Of course, the rest of the emotion comes from watching her donkey Balthazar as he suffers ceaselessly at the hands of his various owners. Because of its unflinching depiction of Balthazar’s abuse, this is never an easy film for an animal lover to watch. That being said, for those who can persevere through the discomfort of watching Marie and Balthazar be victimized by the world at large, Au Hasard Balthazar is a truly haunting, singular masterpiece.
5. Millennium Actress (2001, Satoshi Kon)
Along with the slightly more famous Hayao Miyazaki, the late Satoshi Kon was arguably the most important Japanese animator of the last 30 years. His films were vividly imaginative as well as hugely influential – American films as diverse as Inception, Black Swan, and Requiem for a Dream are all clearly indebted to his work.
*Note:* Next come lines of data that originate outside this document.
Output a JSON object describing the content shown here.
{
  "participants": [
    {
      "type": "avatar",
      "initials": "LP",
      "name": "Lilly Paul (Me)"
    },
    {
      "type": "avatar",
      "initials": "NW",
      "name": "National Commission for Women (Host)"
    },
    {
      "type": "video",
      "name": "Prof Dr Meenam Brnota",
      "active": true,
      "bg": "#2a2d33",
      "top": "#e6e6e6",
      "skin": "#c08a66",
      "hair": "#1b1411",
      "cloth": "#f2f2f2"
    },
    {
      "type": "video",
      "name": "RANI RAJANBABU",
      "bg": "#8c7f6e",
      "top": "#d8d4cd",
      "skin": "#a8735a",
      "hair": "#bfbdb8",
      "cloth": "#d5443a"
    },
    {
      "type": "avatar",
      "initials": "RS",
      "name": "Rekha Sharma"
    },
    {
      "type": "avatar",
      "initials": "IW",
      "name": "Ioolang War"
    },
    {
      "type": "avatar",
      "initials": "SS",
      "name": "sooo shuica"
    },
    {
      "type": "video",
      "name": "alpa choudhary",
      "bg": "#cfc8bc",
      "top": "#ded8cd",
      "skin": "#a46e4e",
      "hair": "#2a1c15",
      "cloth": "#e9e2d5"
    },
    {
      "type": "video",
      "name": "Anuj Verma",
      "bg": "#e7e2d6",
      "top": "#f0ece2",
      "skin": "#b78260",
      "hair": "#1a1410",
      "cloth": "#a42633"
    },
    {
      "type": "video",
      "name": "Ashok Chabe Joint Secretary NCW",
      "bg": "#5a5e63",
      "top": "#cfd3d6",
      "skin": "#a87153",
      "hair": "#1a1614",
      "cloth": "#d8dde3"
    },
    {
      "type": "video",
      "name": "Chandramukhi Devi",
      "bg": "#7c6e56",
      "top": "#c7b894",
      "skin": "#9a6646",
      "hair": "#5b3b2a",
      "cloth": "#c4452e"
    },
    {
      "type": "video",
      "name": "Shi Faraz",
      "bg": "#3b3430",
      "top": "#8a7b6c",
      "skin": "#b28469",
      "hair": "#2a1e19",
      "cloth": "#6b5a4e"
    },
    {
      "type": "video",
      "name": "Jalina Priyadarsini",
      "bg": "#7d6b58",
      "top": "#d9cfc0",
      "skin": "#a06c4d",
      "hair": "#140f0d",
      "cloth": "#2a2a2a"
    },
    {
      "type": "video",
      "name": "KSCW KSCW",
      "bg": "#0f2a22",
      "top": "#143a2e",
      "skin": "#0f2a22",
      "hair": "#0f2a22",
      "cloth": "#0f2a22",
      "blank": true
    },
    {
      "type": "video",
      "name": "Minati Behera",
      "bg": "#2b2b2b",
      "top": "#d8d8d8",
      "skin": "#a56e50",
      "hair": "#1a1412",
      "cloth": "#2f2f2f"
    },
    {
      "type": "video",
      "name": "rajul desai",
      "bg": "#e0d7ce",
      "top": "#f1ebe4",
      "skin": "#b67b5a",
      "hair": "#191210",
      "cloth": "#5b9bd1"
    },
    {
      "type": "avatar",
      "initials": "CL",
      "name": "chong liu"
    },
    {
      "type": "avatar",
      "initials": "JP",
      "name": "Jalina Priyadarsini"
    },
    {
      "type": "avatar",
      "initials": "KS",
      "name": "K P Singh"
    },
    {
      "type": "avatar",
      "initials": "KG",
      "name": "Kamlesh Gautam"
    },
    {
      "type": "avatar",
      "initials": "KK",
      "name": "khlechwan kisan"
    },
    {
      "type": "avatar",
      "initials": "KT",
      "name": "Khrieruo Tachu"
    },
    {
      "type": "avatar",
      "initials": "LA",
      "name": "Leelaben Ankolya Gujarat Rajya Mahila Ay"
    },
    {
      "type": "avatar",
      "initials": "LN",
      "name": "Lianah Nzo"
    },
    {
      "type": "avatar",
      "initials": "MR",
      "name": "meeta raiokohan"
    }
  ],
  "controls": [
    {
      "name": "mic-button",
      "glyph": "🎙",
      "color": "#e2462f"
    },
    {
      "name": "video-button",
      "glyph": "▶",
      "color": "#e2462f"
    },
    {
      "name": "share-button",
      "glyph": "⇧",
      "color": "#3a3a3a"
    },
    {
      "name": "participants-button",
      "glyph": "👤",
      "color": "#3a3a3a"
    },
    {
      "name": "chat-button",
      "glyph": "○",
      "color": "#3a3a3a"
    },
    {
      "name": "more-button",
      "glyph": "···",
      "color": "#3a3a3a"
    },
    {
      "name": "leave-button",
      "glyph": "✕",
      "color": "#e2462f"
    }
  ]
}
While none of his films stand out as a clear “best,” Millennium Actress takes the cake in terms of the most emotionally draining. Beginning with a documentary crew visiting the home of a reclusive retired actress to interview her about her life, the film blurs the line between fact and fiction as events from her past become confused with scenes from her films.
Elements of her films are seamlessly interwoven into episodes from her life, making the boundary between real and false memories impossible to distinguish.
The film is in essence a love letter to film and the power it holds over our lives, but the incredibly personal approach it takes is what puts it on this list. Embedded in the actress’ life is a surprisingly affecting love story and a variety of Sliding Door-type “what if?” situations that make it incredibly poignant, and all the pent-up emotions eventually come to a hugely dramatic head in a mesmerizing and wildly clever final sequence.
The ending doesn’t leave you feeling happy so much as it does rip apart your heart into a thousand tiny pieces. Set aside some recovery time afterwards; you’ll need it.